Nicht nur, dass Pastellkreiden ausgesprochen vielseitige Zeicheninstrumente sind, weil man mit ihnen ein breites Spektrum verschiedenster Linien und Flächen aufbauen kann, sondern weil man mit ihnen auch jeden noch so knallroten Tomatenfleck oder sanft säuselnden lichtblauen Himmel erzeugen kann.
Und weil man sich mit ihnen ganz ohne Probleme trauen kann, auf einem leeren Blatt  einfach mal so mit dem Malen anzufangen.
Oder zumindest mit dem ein oder anderen Versuch desselben.
Denn dadurch, dass Pastellkreide sowohl zum Zeichnen wie auch zum Malen geeignet ist, finde ich  sie geradezu ideal für Portraits und die Figurenmalerei, so wie ich sie liebe.

Hier in diesem Auftrags-Doppelbildnis habe ich sowohl die weiche Vermalung und Verwischung der Farben gewählt, als auch eine etwas expressivere Strichführung, wie sie z.B. bei den Haaren zu sehen ist. Alle Malutensilien, die ich für dieses Bild benutzt habe, habe ich jetzt mal um das Portrait herum drapiert.

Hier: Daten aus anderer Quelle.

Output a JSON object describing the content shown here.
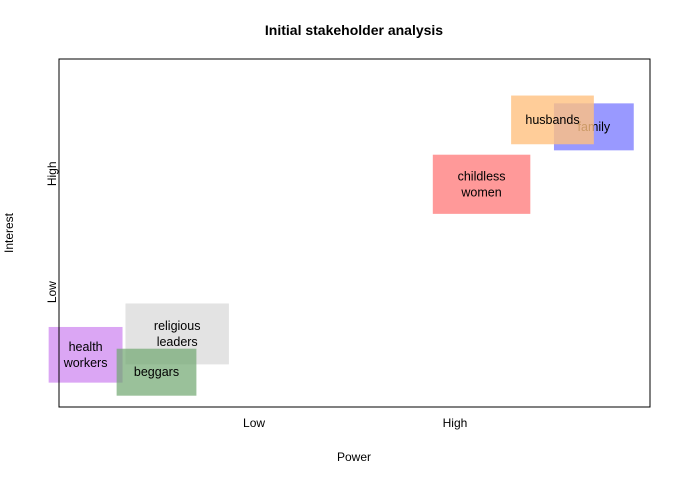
{
  "chart_data": {
    "type": "scatter",
    "title": "Initial stakeholder analysis",
    "xlabel": "Power",
    "ylabel": "Interest",
    "x_ticks": [
      {
        "label": "Low",
        "value": 0.33
      },
      {
        "label": "High",
        "value": 0.67
      }
    ],
    "y_ticks": [
      {
        "label": "Low",
        "value": 0.33
      },
      {
        "label": "High",
        "value": 0.67
      }
    ],
    "xlim": [
      0,
      1
    ],
    "ylim": [
      0,
      1
    ],
    "grid": false,
    "legend": "none",
    "stakeholders": [
      {
        "label": [
          "religious",
          "leaders"
        ],
        "power": 0.2,
        "interest": 0.21,
        "color": "#d9d9d9",
        "opacity": 0.75,
        "w": 0.175,
        "h": 0.175
      },
      {
        "label": [
          "health",
          "workers"
        ],
        "power": 0.045,
        "interest": 0.15,
        "color": "#cc80f0",
        "opacity": 0.7,
        "w": 0.125,
        "h": 0.16
      },
      {
        "label": [
          "beggars"
        ],
        "power": 0.165,
        "interest": 0.1,
        "color": "#6fa66f",
        "opacity": 0.7,
        "w": 0.135,
        "h": 0.135
      },
      {
        "label": [
          "childless",
          "women"
        ],
        "power": 0.715,
        "interest": 0.64,
        "color": "#ff7f7f",
        "opacity": 0.8,
        "w": 0.165,
        "h": 0.17
      },
      {
        "label": [
          "family"
        ],
        "power": 0.905,
        "interest": 0.805,
        "color": "#8080ff",
        "opacity": 0.8,
        "w": 0.135,
        "h": 0.135
      },
      {
        "label": [
          "husbands"
        ],
        "power": 0.835,
        "interest": 0.825,
        "color": "#ffc080",
        "opacity": 0.8,
        "w": 0.14,
        "h": 0.14
      }
    ]
  }
}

Es sind gar nicht so viele, nämlich zuerst einmal ein paar schon ziemlich runtergerockte Pastells, dazu diverse Farbstifte und Graphitstifte in verschiedenen Härtegraden.
Dann sieht man noch Rötelkreide, einen weißen Pastell-Stift und Zeichenkohle-Stifte.

Überhaupt der weiße Pastell- Stift … erinnerungstechnisch lande ich jedes Mal mit ihm in einem verregneten Gartenhaus-Urlaub.
Zusammen mit einem Zeichenblock mit schwarzen Blättern und einem Kassettenrecorder, in dem eine 90-Minuten Kassette läuft.
Immer wieder.
Aber das erzähle ich vielleicht ein anderes Mal.